His defence was that 1) he intended to redeem the books, and 2) this wasn’t theft – a matter for the courts – but ‘a matter of business’. The court did not agree!
Letters to royals
So how did Fred hope to get the money to redeem the books from the pawnbroker? Well, he was ‘about to publish’ one of his own, called An Address to Youth. And he had been VERY busy, writing to people who did have money, asking them to be (paid) subscribers to his book.
He said he’d written about 200 such letters (and had £20 for his defence as a result).
It transpired that Queen Victoria had declined to subscribe to or receive his book. Prince Albert had agreed to subscribe, but the book would be paid for on delivery.
The items he had pawned included a gold chain which he had borrowed (‘for one day’) to wear ‘to the palace’, to seek Prince Albert’s patronage.
Fred was given back his manuscript and ‘about 300 letters’.
Among them was:
one from the Duke of Argyll’s secretary, complaining of an impertinent letter he’d sent the Duchess.
Why the Billy Bunter illustration?
One of the 1842 reports describes him as:
‘a very tall and slender person, of swarthy complexion, with long black hair’.

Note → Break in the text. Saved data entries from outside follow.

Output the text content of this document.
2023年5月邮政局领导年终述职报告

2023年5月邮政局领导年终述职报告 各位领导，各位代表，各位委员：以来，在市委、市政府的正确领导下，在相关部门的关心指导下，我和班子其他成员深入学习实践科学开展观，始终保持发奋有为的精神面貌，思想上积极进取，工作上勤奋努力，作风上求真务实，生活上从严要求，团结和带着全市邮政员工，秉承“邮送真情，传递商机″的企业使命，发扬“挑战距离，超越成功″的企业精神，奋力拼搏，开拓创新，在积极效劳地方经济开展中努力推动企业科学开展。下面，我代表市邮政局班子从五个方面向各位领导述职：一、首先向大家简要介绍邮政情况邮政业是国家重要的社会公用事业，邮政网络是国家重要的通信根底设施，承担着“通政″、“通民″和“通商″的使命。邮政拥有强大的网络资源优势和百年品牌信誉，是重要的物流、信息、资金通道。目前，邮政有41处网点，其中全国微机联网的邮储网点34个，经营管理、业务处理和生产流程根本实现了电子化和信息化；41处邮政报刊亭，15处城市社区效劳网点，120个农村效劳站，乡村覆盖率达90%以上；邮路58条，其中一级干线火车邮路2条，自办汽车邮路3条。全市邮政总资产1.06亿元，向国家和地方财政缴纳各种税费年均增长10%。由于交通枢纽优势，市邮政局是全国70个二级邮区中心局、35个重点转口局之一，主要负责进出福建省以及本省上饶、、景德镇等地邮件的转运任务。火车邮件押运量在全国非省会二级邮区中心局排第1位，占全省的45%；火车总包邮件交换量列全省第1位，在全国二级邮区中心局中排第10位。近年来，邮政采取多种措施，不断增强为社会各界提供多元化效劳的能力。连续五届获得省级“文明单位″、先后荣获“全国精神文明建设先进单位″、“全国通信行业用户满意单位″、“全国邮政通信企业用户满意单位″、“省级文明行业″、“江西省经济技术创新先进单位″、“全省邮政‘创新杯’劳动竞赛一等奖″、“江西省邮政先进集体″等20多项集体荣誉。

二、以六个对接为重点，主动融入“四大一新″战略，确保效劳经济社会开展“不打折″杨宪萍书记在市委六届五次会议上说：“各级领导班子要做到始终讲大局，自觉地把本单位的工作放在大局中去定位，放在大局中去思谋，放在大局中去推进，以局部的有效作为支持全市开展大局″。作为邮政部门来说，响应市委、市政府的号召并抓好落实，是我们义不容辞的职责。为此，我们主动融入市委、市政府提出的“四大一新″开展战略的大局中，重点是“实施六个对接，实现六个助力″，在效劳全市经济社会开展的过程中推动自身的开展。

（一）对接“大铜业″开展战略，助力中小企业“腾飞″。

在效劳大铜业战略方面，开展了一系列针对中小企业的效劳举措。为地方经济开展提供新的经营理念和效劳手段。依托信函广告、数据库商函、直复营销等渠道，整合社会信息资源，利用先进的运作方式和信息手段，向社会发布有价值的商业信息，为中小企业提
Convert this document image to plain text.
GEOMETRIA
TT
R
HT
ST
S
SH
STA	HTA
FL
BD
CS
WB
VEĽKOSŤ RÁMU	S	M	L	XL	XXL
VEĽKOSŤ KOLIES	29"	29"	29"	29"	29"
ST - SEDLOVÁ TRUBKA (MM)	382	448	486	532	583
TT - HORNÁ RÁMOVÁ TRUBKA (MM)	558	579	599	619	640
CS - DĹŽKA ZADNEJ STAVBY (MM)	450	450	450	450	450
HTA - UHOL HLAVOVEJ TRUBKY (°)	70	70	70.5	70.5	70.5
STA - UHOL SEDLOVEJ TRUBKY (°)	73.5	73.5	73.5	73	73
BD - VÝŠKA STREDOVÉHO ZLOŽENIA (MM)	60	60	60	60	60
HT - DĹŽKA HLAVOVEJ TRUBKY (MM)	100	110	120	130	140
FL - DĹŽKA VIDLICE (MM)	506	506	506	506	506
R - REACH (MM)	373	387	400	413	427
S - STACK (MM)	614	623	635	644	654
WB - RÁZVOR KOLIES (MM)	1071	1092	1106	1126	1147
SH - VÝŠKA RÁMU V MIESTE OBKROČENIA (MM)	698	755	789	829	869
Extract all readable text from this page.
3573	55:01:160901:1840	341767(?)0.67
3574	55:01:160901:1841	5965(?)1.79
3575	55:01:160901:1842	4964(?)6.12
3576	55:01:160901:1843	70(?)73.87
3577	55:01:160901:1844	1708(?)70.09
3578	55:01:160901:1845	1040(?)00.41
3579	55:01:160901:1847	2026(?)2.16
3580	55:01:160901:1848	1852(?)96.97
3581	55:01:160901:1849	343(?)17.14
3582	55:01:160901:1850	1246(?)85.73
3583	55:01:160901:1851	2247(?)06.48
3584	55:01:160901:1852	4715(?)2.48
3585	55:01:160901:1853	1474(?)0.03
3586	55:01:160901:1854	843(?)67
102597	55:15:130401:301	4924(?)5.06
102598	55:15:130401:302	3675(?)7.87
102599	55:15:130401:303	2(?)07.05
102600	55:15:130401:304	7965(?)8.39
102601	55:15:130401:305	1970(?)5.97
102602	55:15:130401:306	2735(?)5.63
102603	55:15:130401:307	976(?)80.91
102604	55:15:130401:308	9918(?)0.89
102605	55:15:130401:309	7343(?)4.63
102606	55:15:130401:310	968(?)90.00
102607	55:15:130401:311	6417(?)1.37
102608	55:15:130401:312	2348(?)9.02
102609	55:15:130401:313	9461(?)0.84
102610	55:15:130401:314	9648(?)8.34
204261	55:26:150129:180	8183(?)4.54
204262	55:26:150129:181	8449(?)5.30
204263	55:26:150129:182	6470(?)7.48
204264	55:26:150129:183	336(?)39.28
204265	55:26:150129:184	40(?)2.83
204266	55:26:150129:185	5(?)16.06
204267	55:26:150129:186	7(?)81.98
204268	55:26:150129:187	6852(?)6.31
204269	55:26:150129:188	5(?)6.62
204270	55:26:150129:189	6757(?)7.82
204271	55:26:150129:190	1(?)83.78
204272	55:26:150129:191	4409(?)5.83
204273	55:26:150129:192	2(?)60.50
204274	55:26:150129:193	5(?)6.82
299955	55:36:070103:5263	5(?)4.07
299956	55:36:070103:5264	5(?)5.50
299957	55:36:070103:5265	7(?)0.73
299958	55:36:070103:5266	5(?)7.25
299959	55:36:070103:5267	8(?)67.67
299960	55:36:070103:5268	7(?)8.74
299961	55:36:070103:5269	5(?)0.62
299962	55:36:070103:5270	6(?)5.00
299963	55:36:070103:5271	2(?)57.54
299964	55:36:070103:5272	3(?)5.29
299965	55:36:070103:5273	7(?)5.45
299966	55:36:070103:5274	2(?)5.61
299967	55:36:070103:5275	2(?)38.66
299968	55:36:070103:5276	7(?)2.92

Nothing like the ‘fat owl’ of fiction, but there is something Bunter-esque about him:
- Fred tried to ‘tap’ everyone up to and including the Queen for cash. Always on the promise that he’d be able to pay them back soon
- He was always about to inherit a fortune, or make one by publishing a book, or earn one by becoming an MP
- He bigged up his background and position – using his mother’s family name and address
- He had no qualms about ‘borrowing’ other people’s property. And was indignant that this was viewed as theft
- Above all, he doesn’t come across as a callous crook, but more as someone convinced of his own self-worth, who fully believes he will ‘make good’ one day soon.
Transported ’again’
For the second time, the sentence was ‘transported for life’. But he was to get no further than Gosport. Records show him on a prison hulk there, and his death, in the last quarter of 1847, was registered locally.
Frederick Hawkes Nottage was then just 31 years old.